(NECN/NBC News: Frank McGeorge) - Allergies and asthma are on the rise and many doctors believe it's linked to the way many parents are raising their children.
One of the possible solutions may surprise you.
Joanne Gutowsky has four kids: Josh, Matthew, Katherine and Sarah. Katherine is nine now, but when she was born she was enrolled in a study looking at the effect of your surroundings, including pets, on your risk for allergies.
Gutowsky said, "I had a lot of people telling me, ‘Don’t get a dog,’ ‘Don’t let the dog by the kids,’ Don’t let the dog lick their faces,’ Don’t let them lick their hands.’"
Joanne's instinct as a mother was different, starting with her first born and continuing with all her kids.
She said, "Josh was a few months old and we specifically put the dog and the baby next to each other."
She's glad she did.
Christine Cole-Johnson is the Henry Ford Researcher who led the study Katherine was part of. Her research team was one of the first to challenge conventional wisdom.
Cole-Johnson said, "Most doctors would tell patients not to have pets in the house if they didn’t want the child to be allergic, but it was the opposite."
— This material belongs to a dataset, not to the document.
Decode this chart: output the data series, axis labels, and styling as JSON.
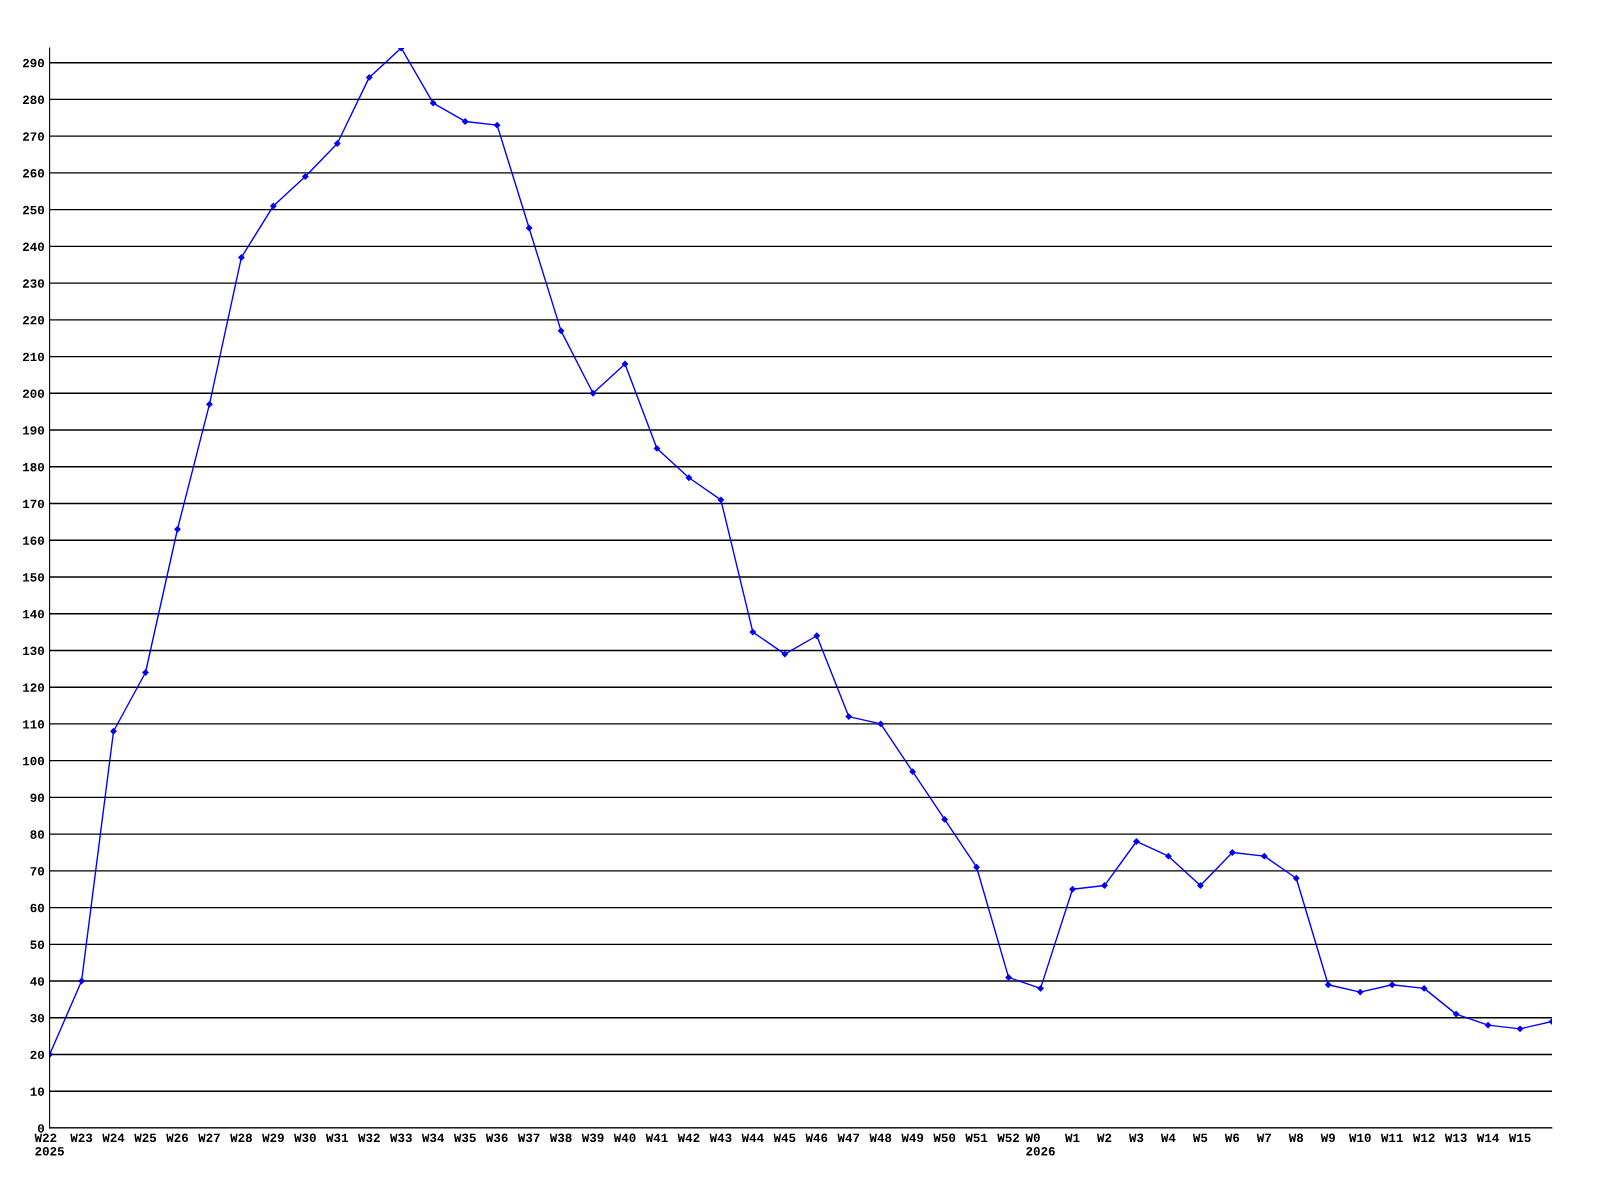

It was another piece of the evidence for something that has been called the 'hygiene hypothesis,' the central idea is that it is possible to be too clean
Johnson said, "The immune system is not learning appropriately how to handle those exposures and not as good at distinguishing what's good and what's bad."
Results aren’t guaranteed. Katherine, who was exposed regularly to the family dogs, Mozart then Daisy, does have seasonal allergies, but there’s more.
Gutowsky said, "None of the kids have allergies to food, animals or any of those things."
The theory is being tested more specifically.
Cole-Johnson said, "Now we're thinking it's something about what pets bring into the house probably, not sure what that is, but it may be soil microbes since they come in and out it seems like dogs had a stronger protection than cats."
That's because dogs travel outside more. Doctor Cole-Johnson believes it's not the fur or dander, but the bacteria and microbes in the gut that are critical.
Cole-Johnson said, "It seems that the first year of life and maybe even the first six months and maybe even prenatally are all very important."
This isn't saying routine hygiene isn't important.
Cole-Johnson said, "If you're trying to prevent flu and things like that and viruses that are seasonal, you need to wash your hands."
Gutowsky said, "As always, when the kids come in from school or come in from outside playing, I want them to wash their hands."
Cole-Johnson said, "Probably a balance just like in nature a balance is important. I do think that babies and kids in school should play and be allowed to get dirty and go outside a lot."